= Dura Automotive Systems =

Auto parts supplier

DURA Automative Systems Logo

Dura Automotive Systems (shortened to Dura) is an independent designer and manufacturer of automotive components, including control systems, exterior systems and lightweight structural systems. Dura markets its automotive products to every North American, Asian and European original equipment manufacturers (OEMs) and many leading Tier 1 automotive suppliers. Dura is headquartered in Auburn Hills, Michigan, USA with more than 21,000 employees at 41 sites in 15 countries.

Dura was ranked in the 2006 Fortune 1000. Later that year, on October 30, 2006, Dura filed for Chapter 11 bankruptcy protection. Final determination to delist Dura's common stock and convertible trust preferred securities from NASDAQ was made November 13, 2006.

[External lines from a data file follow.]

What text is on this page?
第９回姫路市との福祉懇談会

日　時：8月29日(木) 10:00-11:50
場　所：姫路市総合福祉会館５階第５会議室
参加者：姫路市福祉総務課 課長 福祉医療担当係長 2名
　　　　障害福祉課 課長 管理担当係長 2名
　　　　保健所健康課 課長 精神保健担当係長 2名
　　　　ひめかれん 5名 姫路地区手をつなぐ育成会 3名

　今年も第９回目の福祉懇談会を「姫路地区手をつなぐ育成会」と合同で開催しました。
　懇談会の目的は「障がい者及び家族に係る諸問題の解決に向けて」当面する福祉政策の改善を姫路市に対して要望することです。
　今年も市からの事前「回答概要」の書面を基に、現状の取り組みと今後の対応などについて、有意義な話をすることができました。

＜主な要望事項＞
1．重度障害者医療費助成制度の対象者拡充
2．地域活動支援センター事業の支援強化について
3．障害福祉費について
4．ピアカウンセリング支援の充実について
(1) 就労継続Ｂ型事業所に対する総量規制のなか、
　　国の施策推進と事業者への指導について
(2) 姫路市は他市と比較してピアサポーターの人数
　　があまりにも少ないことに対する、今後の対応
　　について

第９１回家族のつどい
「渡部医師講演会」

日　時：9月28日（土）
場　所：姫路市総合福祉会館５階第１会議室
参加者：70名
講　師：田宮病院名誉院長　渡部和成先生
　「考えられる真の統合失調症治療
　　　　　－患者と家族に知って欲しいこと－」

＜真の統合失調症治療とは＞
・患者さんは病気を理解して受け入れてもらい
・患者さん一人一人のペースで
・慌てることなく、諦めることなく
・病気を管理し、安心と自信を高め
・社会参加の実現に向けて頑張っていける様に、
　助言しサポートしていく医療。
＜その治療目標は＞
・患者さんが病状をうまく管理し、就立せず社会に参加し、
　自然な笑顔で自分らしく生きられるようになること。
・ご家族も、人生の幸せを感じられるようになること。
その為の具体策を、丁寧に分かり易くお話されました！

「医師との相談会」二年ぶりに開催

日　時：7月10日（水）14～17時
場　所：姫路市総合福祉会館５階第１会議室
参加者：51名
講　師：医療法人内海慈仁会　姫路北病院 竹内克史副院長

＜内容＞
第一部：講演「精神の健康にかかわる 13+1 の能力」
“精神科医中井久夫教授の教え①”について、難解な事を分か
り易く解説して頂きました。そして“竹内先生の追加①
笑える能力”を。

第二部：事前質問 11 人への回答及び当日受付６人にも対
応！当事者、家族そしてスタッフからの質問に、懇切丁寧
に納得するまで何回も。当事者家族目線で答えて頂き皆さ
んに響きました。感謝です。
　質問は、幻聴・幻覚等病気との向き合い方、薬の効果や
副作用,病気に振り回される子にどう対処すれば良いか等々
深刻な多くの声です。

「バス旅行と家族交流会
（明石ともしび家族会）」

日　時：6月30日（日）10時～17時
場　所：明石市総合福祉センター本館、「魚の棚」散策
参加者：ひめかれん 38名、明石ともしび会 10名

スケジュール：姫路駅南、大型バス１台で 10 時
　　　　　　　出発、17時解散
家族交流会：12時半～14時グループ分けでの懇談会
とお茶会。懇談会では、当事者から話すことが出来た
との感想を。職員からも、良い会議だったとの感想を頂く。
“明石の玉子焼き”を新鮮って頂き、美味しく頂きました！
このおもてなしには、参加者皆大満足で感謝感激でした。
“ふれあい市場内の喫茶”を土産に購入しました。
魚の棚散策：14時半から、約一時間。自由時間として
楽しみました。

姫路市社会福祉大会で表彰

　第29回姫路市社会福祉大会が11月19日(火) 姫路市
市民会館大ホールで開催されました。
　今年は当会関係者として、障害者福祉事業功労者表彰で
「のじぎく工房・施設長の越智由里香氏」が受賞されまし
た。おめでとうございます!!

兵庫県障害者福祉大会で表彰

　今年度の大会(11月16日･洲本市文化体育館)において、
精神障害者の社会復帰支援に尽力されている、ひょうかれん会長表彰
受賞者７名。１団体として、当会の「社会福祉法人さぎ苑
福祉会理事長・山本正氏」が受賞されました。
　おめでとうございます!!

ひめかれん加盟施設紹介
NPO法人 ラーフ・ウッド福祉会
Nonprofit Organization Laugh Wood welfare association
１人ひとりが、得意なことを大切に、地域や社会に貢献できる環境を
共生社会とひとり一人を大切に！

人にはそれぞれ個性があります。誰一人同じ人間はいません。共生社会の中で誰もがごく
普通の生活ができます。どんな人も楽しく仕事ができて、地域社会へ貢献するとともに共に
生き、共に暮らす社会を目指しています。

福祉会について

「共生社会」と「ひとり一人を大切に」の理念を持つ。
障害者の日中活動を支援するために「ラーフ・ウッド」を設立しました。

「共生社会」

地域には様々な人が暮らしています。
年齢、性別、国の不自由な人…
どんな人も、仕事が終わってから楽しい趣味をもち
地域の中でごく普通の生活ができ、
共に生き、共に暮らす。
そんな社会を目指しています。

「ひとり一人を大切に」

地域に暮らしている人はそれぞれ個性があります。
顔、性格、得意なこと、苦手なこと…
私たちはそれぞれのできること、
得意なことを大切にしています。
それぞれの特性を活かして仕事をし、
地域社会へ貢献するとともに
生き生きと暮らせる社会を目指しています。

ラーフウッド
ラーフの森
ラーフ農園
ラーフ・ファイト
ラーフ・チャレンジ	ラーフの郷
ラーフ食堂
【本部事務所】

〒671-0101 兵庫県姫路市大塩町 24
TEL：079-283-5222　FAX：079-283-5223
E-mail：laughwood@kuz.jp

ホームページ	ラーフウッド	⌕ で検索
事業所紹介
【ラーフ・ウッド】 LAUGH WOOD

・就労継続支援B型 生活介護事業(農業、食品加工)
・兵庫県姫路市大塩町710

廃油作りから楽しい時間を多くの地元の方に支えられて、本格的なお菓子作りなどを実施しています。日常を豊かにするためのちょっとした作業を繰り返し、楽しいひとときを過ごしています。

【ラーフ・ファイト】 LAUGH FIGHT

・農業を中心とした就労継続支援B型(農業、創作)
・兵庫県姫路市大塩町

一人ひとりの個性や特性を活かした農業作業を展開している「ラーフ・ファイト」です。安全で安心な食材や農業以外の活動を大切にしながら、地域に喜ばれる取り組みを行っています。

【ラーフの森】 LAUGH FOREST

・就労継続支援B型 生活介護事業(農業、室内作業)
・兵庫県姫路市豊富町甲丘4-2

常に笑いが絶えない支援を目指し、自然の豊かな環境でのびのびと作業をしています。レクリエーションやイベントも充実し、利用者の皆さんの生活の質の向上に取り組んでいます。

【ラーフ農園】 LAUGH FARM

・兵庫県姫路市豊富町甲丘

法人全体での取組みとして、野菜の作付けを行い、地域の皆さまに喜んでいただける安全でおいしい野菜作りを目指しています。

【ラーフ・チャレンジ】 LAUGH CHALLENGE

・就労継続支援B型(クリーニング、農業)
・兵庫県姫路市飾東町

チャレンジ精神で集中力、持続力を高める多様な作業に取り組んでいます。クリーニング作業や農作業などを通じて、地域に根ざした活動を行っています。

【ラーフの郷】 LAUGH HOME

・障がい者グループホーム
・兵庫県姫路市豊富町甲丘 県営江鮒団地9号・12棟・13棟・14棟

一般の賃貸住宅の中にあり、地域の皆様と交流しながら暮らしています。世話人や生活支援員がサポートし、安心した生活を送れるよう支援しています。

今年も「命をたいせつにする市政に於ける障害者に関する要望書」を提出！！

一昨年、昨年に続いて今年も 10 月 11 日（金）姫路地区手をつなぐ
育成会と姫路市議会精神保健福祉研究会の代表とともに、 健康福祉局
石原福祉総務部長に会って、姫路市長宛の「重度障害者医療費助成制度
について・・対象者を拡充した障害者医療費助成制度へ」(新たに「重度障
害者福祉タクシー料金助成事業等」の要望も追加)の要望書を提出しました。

In December 2009, Dura Automotive Systems was acquired by Lynn Tilton through her New York-based private equity firm Patriarch Partners. In the deal, Dura absorbed Global Automotive Systems of suburban Detroit, also owned by Patriarch Partners, to form a parts supplier with global "sales of $1.6 billion and 10,800 employees in 39 manufacturing operations in 16 countries."

In October 2019, Dura Automotive Systems again filed for bankruptcy.